Step 3 – Convert the Table’s Storage Engine
ALTER TABLE wp_posts ENGINE=InnoDB;
This will then complete, and you’ll have successfully completed the alteration for this table. Now, to do the other old tables too!
Rinse & Repeat
Repeat this as often as you find MyISAM tables. I tend to start with the biggest ones, and work down, but that’s not really necessary. Its just that often bigger tables are more of a treat to fix when something goes wrong, so I take them first.
Once you’ve got them all, you will be able to tune your My.cnf file and get this setup for InnoDB tables, in order to get things blazing.
Having tables in both InnoDB and MyISAM, which often happens with WP sites which have been around a while, means you have to support both in your my.cnf files.

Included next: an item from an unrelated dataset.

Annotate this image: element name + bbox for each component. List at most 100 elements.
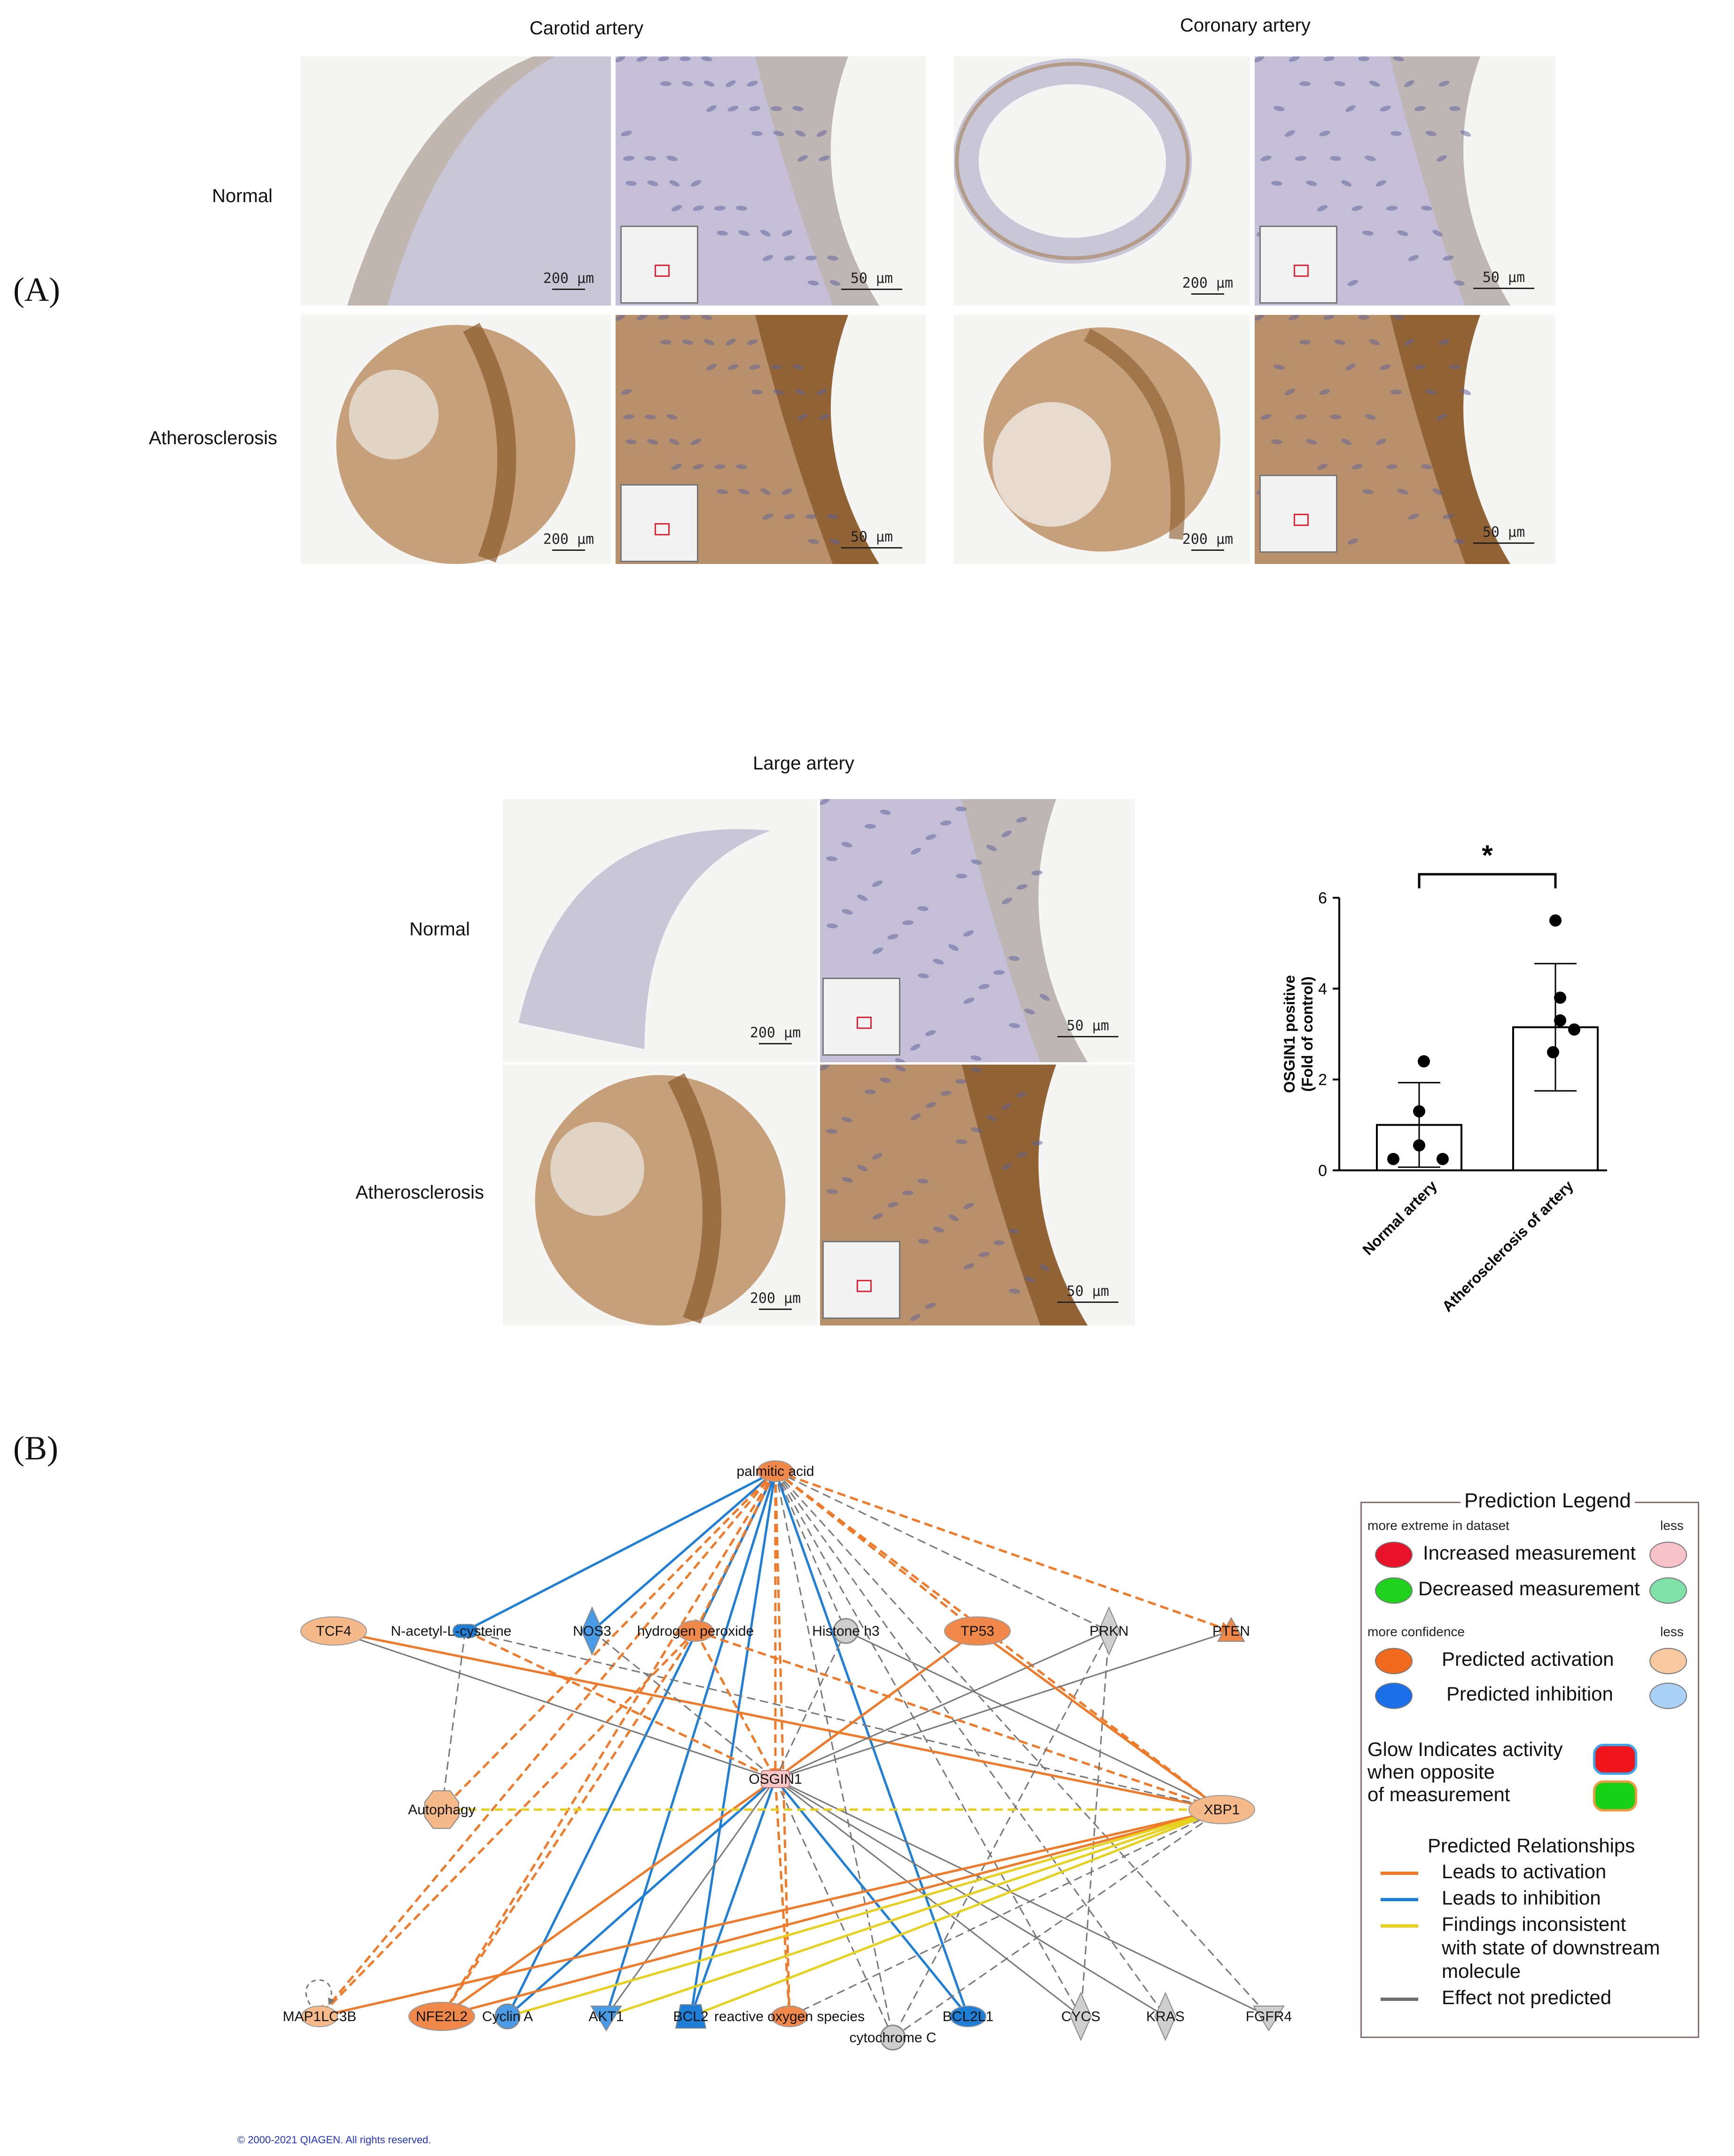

In my opinion, it is optimal, and scales better, to have all your tables in one storage engine, and for that storage engine to be InnoDB. Then get as much power to your database server(s) and ensure this is configured correctly for your queries.
Simple(!).
Thank you. Best solution on the whole web.!!!
Some things to watch out for: the wp_ prefix, you might have altered this.
Also, did I mention, you should back up back up back up before doing… anything.
I manage a WordPress for a small city’s news blog that has been getting popular and suffering from “table level locks” constantly. After optimizing in so many different ways it was still an issue. Finally I came across this post and switched the DB tables from MyISAM to InnoDB. CPU load dropped from 100% CPU constantly to 10-0%. Amazing difference. Thanks!
Hi Rando, that’s great to hear! Yes, depending on your environment and site, this step can have a huge beneficial impact, and only needs doing once, to be forever faster.
How does a full text index appear when you type “SHOW INDEX FROM wp_posts;” ?
I guess we’re looking for a particular value “FULLTEXT” in the column, ‘Index_type’?
So, you could say
‘show index from wp_posts where index_type = ‘FULLTEXT’;’
to show only the indexes you need to work on.